As many have said about Forex trading, it isn’t rocket science, but it isn’t easy. There are so many moving parts to learning to trade the Forex market. And even beyond the basic skills every trader needs to learn, each trader will have their own preferences and nuances in how and why they make the trades they do. But for someone learning to day trade, any time they can pick up tips or pieces of advice that helps them confirm trades then it is worth the time to learn it.
Learning about correlating currency pairs is one of those little tips. It is not a system, or trading method by itself, but it is the understanding that as one particular currency moves, then another pair will likely move in the same or opposite way. By definition, correlation means two things share a mutual relationship with one another. In Forex trading, that means that currency pairs which correlate with each other will move together in the same direction, or will move in the opposite direction from one another, with regularity and consistency.
For example, there is a saying in trading that ‘as the pound goes, the euro will follow.’ What this indicates is that there is some sort of relationship between the euro and the pound – that when one makes a move, the other will move in the same or similar way. It may also mean that the relationship between the pair is one of mutual opposition, and they will move opposite to each other. Much like how a set of magnets will either attract or repel each other, this is the idea of correlating currency pairs.

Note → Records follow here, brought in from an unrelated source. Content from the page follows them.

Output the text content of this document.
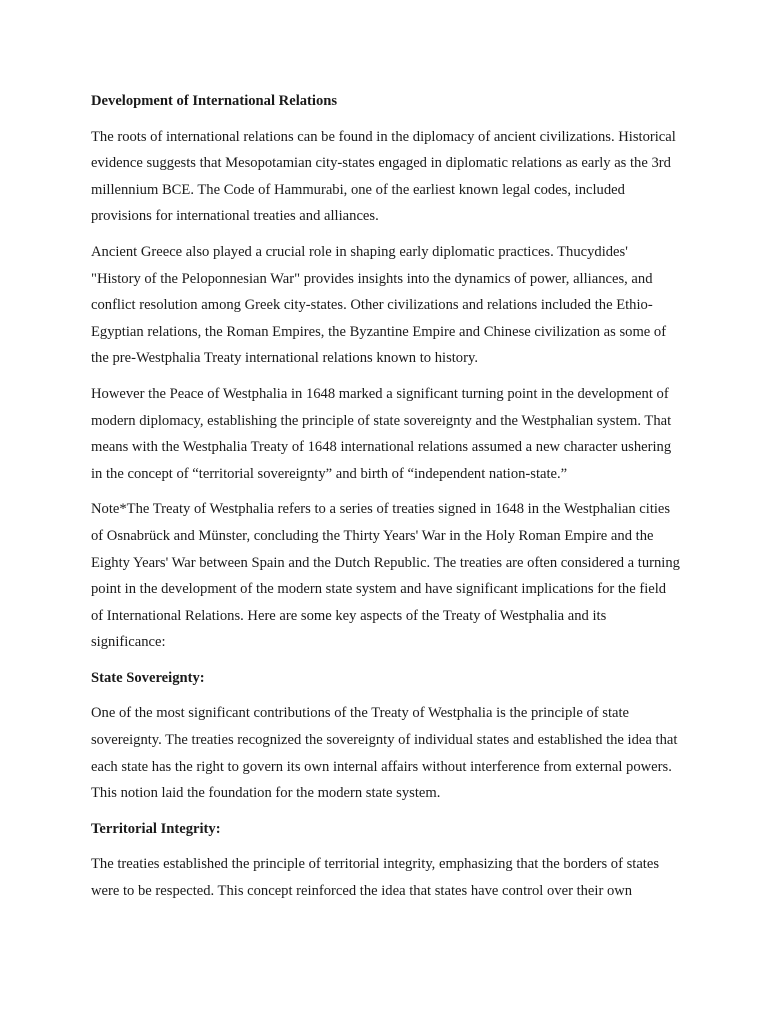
Development of International Relations
The roots of international relations can be found in the diplomacy of ancient civilizations. Historical evidence suggests that Mesopotamian city-states engaged in diplomatic relations as early as the 3rd millennium BCE. The Code of Hammurabi, one of the earliest known legal codes, included provisions for international treaties and alliances.
Ancient Greece also played a crucial role in shaping early diplomatic practices. Thucydides' "History of the Peloponnesian War" provides insights into the dynamics of power, alliances, and conflict resolution among Greek city-states. Other civilizations and relations included the Ethio-Egyptian relations, the Roman Empires, the Byzantine Empire and Chinese civilization as some of the pre-Westphalia Treaty international relations known to history.
However the Peace of Westphalia in 1648 marked a significant turning point in the development of modern diplomacy, establishing the principle of state sovereignty and the Westphalian system. That means with the Westphalia Treaty of 1648 international relations assumed a new character ushering in the concept of “territorial sovereignty” and birth of “independent nation-state.”
Note*The Treaty of Westphalia refers to a series of treaties signed in 1648 in the Westphalian cities of Osnabrück and Münster, concluding the Thirty Years' War in the Holy Roman Empire and the Eighty Years' War between Spain and the Dutch Republic. The treaties are often considered a turning point in the development of the modern state system and have significant implications for the field of International Relations. Here are some key aspects of the Treaty of Westphalia and its significance:
State Sovereignty:
One of the most significant contributions of the Treaty of Westphalia is the principle of state sovereignty. The treaties recognized the sovereignty of individual states and established the idea that each state has the right to govern its own internal affairs without interference from external powers. This notion laid the foundation for the modern state system.
Territorial Integrity:
The treaties established the principle of territorial integrity, emphasizing that the borders of states were to be respected. This concept reinforced the idea that states have control over their own
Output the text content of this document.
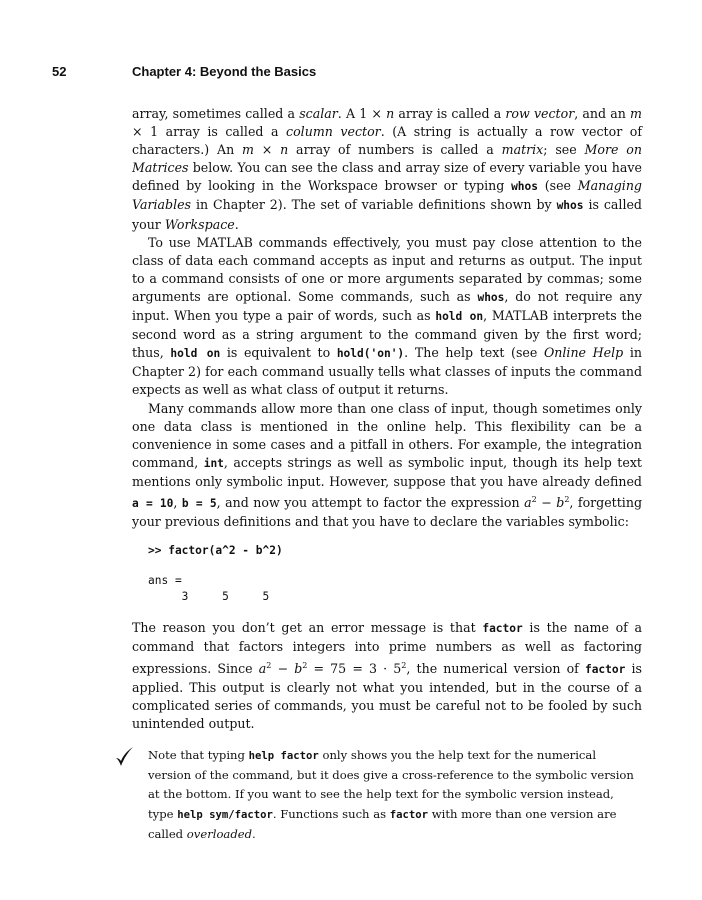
52	Chapter 4: Beyond the Basics

array, sometimes called a scalar. A 1 × n array is called a row vector, and an m × 1 array is called a column vector. (A string is actually a row vector of characters.) An m × n array of numbers is called a matrix; see More on Matrices below. You can see the class and array size of every variable you have defined by looking in the Workspace browser or typing whos (see Managing Variables in Chapter 2). The set of variable definitions shown by whos is called your Workspace.

To use MATLAB commands effectively, you must pay close attention to the class of data each command accepts as input and returns as output. The input to a command consists of one or more arguments separated by commas; some arguments are optional. Some commands, such as whos, do not require any input. When you type a pair of words, such as hold on, MATLAB interprets the second word as a string argument to the command given by the first word; thus, hold on is equivalent to hold('on'). The help text (see Online Help in Chapter 2) for each command usually tells what classes of inputs the command expects as well as what class of output it returns.

Many commands allow more than one class of input, though sometimes only one data class is mentioned in the online help. This flexibility can be a convenience in some cases and a pitfall in others. For example, the integration command, int, accepts strings as well as symbolic input, though its help text mentions only symbolic input. However, suppose that you have already defined a = 10, b = 5, and now you attempt to factor the expression $a^2 - b^2$, forgetting your previous definitions and that you have to declare the variables symbolic:

>> factor(a^2 - b^2)
ans =
3     5     5

The reason you don’t get an error message is that factor is the name of a command that factors integers into prime numbers as well as factoring expressions. Since $a^2 - b^2 = 75 = 3 \cdot 5^2$, the numerical version of factor is applied. This output is clearly not what you intended, but in the course of a complicated series of commands, you must be careful not to be fooled by such unintended output.

Note that typing help factor only shows you the help text for the numerical version of the command, but it does give a cross-reference to the symbolic version at the bottom. If you want to see the help text for the symbolic version instead, type help sym/factor. Functions such as factor with more than one version are called overloaded.
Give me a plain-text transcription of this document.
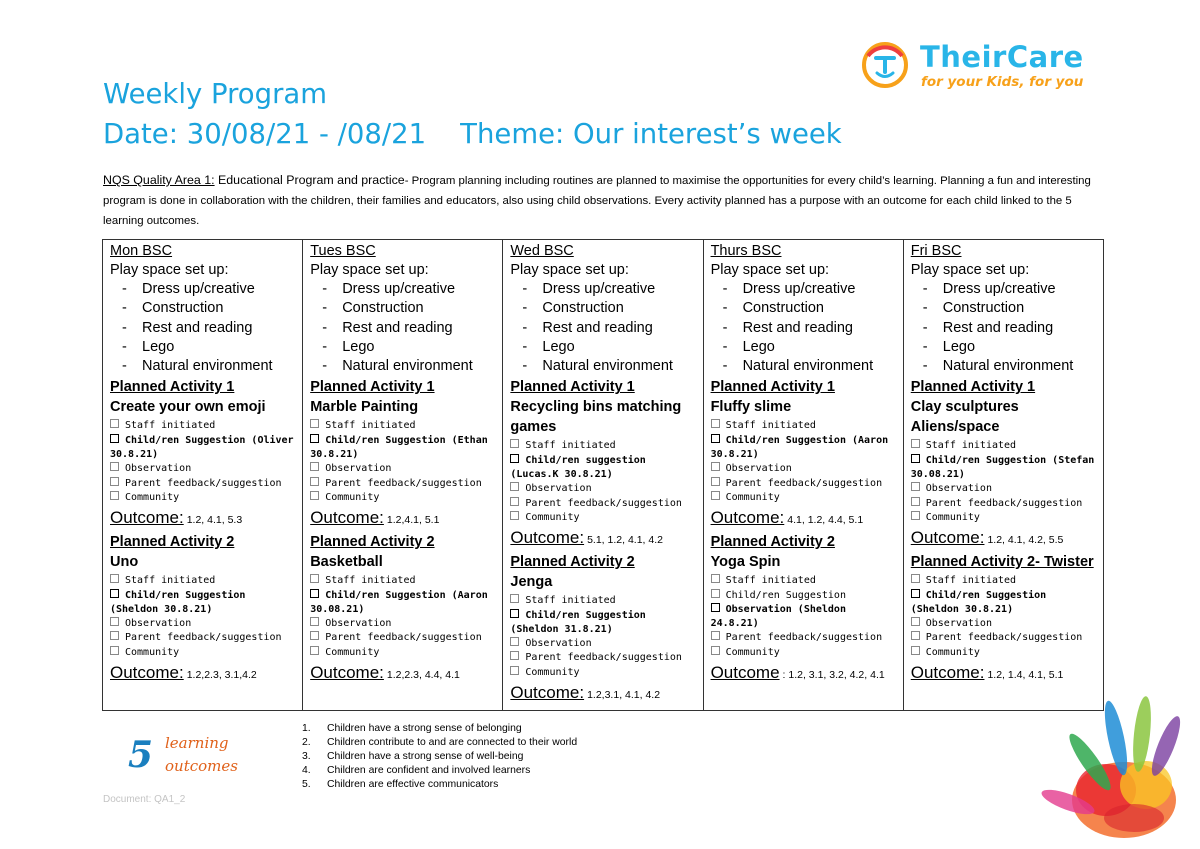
TheirCare
for your Kids, for you
Weekly Program
Date: 30/08/21 - /08/21 Theme: Our interest’s week

NQS Quality Area 1: Educational Program and practice- Program planning including routines are planned to maximise the opportunities for every child’s learning. Planning a fun and interesting program is done in collaboration with the children, their families and educators, also using child observations. Every activity planned has a purpose with an outcome for each child linked to the 5 learning outcomes.

Mon BSC
Play space set up:
- Dress up/creative
- Construction
- Rest and reading
- Lego
- Natural environment
Planned Activity 1
Create your own emoji
Staff initiated
Child/ren Suggestion (Oliver 30.8.21)
Observation
Parent feedback/suggestion
Community
Outcome: 1.2, 4.1, 5.3
Planned Activity 2
Uno
Staff initiated
Child/ren Suggestion (Sheldon 30.8.21)
Observation
Parent feedback/suggestion
Community
Outcome: 1.2,2.3, 3.1,4.2

Tues BSC
Play space set up:
- Dress up/creative
- Construction
- Rest and reading
- Lego
- Natural environment
Planned Activity 1
Marble Painting
Staff initiated
Child/ren Suggestion (Ethan 30.8.21)
Observation
Parent feedback/suggestion
Community
Outcome: 1.2,4.1, 5.1
Planned Activity 2
Basketball
Staff initiated
Child/ren Suggestion (Aaron 30.08.21)
Observation
Parent feedback/suggestion
Community
Outcome: 1.2,2.3, 4.4, 4.1

Wed BSC
Play space set up:
- Dress up/creative
- Construction
- Rest and reading
- Lego
- Natural environment
Planned Activity 1
Recycling bins matching games
Staff initiated
Child/ren suggestion (Lucas.K 30.8.21)
Observation
Parent feedback/suggestion
Community
Outcome: 5.1, 1.2, 4.1, 4.2
Planned Activity 2
Jenga
Staff initiated
Child/ren Suggestion (Sheldon 31.8.21)
Observation
Parent feedback/suggestion
Community
Outcome: 1.2,3.1, 4.1, 4.2

Thurs BSC
Play space set up:
- Dress up/creative
- Construction
- Rest and reading
- Lego
- Natural environment
Planned Activity 1
Fluffy slime
Staff initiated
Child/ren Suggestion (Aaron 30.8.21)
Observation
Parent feedback/suggestion
Community
Outcome: 4.1, 1.2, 4.4, 5.1
Planned Activity 2
Yoga Spin
Staff initiated
Child/ren Suggestion
Observation (Sheldon 24.8.21)
Parent feedback/suggestion
Community
Outcome : 1.2, 3.1, 3.2, 4.2, 4.1

Fri BSC
Play space set up:
- Dress up/creative
- Construction
- Rest and reading
- Lego
- Natural environment
Planned Activity 1
Clay sculptures Aliens/space
Staff initiated
Child/ren Suggestion (Stefan 30.08.21)
Observation
Parent feedback/suggestion
Community
Outcome: 1.2, 4.1, 4.2, 5.5
Planned Activity 2- Twister
Staff initiated
Child/ren Suggestion (Sheldon 30.8.21)
Observation
Parent feedback/suggestion
Community
Outcome: 1.2, 1.4, 4.1, 5.1
5 learning
outcomes
1. Children have a strong sense of belonging
2. Children contribute to and are connected to their world
3. Children have a strong sense of well-being
4. Children are confident and involved learners
5. Children are effective communicators
Document: QA1_2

Understanding Correlating Forex Pairs
There are actually a number of currency pairs that correlate with each other, and either move together, or in the opposite manner. This is helpful when confirming trades, and looking for indications of how a particular pair is about to move. If the EUR/USD moves the opposite of the USD/CHF, then when there is a buy signal on the EUR/USD, then there should also be a sell signal on the USD/CHF.
There will be some differences based on the time frames being traded, so make sure you pay attention, especially if you tend to switch back and forth to multiple time frames. The charts below show some of the relationships between various pairs:
5 MINUTE CHARTS
(Positive means the pair moves in similar direction. Negative means they move in an opposite direction)
Be aware that this is like many things in the Forex market; it is a common probability, but never 100% sure thing. There will be times when the EUR/USD moves one way and the GPB/USD moves another. Typically this is due to more isolated news or special events, and they will eventually come back into synchronization. But sometimes you may never completely know the reason.
Usually you will notice that most of the pairs that move together share some geographical and economical closeness and similarities. This is much of the reason for the correlation. Knowing these relationships can help you make a final decision when looking at a trade, but they will not, and should not replace a solid trading plan. When you have a set up that you are 70% sure of, then use this knowledge to help confirm your trade.
An additional note on correlating trading relationships is that of the Forex market and the commodities market. There are three Forex pairs that correlate nicely with certain commodities. The AUD/USD and NZD/USD correlate positively with the movements of gold. If gold goes up, then so will the NZD/USD and the AUD/USD pairs, because the USD would be weakening. The USD/CAD is connected to oil prices. So if oil moves in a particular direction, then the CAD should follow the same direction.
These little tips can help you along your road to becoming successful as a Forex trader. If you take the time to get to know the pair you are trading, and are aware of its nuances and correlations, then you will have a better chance at being successful with your Forex trading. But remember, correlating Forex pairs should only be used as confirmation to a profitable trading system, and should never be substituted as a trading system in and of itself.